How To Build a Restaurant

I kept my head down and just learned. I went to Australia for a bit, set up the Beef Cartel on Maltby Street, which was my first ever pop up and where I met Ian McKay because I really wanted to find the best beef in the world. (He’s now my business partner in Torloisk Highland after 10 years of working with him). People liked it and I had a few offers but I just kept my head down and then maybe three years ago I just thought I’ve got to give it a shot. Try your best and go for it. I knew I had my limitations but felt like it was now or never. Nuala, and we’re standing in it, stemmed out of the love of London. It’s amazing working with people who are great at what they do, but how do you turn that into something that people want two or three times a day.

Did you already know the core team members?

Yeah. Over the years I’d been working with these people and they super impressed me. Colin I met at Jack O’Shea’s and he was working at The Fat Duck and he wanted to learn some butchery so was the same as me. He came in for his first day and made a hare saddle, French trimmed, while I was running around like crazy. I still wind him up about it. But he was amazing and he is amazing. Working with him, we got on really well so about two years ago I mentioned the idea of the restaurant and asked if he’d be interested in joining, thinking he’d be like ‘nah’. But he went yes, sign me up. He’s trusted me to get it going now I’m trusting him to deliver!

I met Charlie at Barbecoa where I was a butcher after Fred’s and we became mates. What I like about Charlie is the attention to detail. It’s that thing about people coming in and being blown away, but at the same time not feeling like they’re being over-served.

As a group we fall out sometimes and there are some strong opinions but I’d rather have that for sure. Do you remember you bollocked me because I didn’t fold the hi-vis jacket last time I was here? I just threw it under the shelf and you took it out, folded it up properly and put it away.

Yeah, it is that same thought process, attention to detail about everything. And it’s hard because now we need to deliver. We’ve got this brand outside – you’ve got myself, Charlie, Colin, Honey, Spencer, Lauren, Ellen, Natasha, you’ve got my dad – all these people that are really fucking great at what they do, but how do you turn this product, which is world class, into something that people can relate to. That’s where the branding comes in. Working with the guys at Drinksology has been great. I’ve always worked for people because I’ve wanted to work for them, not because of the money. Same rule applies.
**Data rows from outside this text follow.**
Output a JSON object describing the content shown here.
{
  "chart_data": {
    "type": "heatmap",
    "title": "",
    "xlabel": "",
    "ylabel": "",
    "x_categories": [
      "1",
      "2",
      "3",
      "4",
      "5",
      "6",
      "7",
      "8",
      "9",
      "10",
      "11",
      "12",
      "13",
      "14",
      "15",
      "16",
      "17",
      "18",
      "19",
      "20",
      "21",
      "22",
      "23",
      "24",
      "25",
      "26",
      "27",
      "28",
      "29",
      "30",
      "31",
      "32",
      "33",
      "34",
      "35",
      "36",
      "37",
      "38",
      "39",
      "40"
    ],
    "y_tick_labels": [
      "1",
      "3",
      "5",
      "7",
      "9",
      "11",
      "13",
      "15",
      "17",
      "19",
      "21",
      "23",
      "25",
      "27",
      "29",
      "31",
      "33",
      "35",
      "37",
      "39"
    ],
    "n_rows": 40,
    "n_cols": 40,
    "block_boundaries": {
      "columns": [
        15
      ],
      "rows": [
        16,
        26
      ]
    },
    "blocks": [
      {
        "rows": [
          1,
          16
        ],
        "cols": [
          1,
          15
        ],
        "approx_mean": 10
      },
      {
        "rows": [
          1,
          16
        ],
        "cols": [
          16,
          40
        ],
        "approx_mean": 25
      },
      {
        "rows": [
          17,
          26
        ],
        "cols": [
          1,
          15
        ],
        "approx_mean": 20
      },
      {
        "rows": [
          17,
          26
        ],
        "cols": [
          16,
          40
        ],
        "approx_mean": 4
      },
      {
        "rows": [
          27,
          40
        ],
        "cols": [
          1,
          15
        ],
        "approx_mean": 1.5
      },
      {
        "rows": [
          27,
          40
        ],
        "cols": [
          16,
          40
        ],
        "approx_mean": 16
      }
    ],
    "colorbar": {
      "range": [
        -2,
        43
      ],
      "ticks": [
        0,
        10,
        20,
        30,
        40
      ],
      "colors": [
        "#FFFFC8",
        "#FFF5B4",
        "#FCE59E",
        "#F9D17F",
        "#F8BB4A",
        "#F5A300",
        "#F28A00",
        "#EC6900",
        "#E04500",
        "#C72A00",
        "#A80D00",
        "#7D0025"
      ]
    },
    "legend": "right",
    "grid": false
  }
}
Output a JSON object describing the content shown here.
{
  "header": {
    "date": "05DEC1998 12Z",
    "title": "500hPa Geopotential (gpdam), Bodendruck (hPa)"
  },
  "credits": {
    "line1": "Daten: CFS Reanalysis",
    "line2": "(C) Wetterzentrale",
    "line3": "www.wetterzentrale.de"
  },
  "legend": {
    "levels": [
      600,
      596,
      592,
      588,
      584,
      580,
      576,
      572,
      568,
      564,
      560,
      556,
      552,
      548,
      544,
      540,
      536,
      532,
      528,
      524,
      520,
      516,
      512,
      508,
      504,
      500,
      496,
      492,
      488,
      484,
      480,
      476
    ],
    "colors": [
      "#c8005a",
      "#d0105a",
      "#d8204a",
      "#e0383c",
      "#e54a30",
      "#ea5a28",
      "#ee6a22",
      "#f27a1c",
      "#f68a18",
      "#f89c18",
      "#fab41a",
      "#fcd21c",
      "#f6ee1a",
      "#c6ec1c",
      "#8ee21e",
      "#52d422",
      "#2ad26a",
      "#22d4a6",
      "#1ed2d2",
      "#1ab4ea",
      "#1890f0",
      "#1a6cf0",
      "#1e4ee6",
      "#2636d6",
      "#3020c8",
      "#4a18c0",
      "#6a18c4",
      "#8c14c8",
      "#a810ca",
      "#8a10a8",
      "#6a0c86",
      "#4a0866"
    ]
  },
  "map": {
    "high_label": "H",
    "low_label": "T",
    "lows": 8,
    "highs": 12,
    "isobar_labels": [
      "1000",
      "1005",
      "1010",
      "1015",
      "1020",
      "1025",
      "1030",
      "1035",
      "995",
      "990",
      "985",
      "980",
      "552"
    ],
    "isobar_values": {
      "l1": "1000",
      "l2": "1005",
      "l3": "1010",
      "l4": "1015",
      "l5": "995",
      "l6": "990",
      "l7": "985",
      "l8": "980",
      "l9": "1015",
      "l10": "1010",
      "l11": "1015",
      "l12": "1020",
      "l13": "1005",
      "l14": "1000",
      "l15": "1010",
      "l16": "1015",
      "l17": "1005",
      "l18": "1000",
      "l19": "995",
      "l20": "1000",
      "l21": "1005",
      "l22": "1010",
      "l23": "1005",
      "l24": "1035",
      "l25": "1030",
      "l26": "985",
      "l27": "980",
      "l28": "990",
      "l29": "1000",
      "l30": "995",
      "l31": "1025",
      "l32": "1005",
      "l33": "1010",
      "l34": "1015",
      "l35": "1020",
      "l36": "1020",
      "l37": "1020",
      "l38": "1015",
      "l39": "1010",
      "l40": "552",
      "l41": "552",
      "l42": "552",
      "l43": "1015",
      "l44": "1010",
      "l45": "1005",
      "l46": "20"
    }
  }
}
What’s the general ethos of Nuala?

We want to create a business size to enable people to do what they love. When you’re working in places, you end up working 90 hours a week and end up burning yourself out, losing girlfriends, missing parties and all that. You start to think, if it this difficult, fine, but I’m not going to do that for anyone else but myself. With that, some of the hardest experiences in your life are the ones that teach you the most. You’ve got to start with a business model that makes money. That way you can pay people correctly and you can afford to hire an extra manager so someone doesn’t have to do more shifts.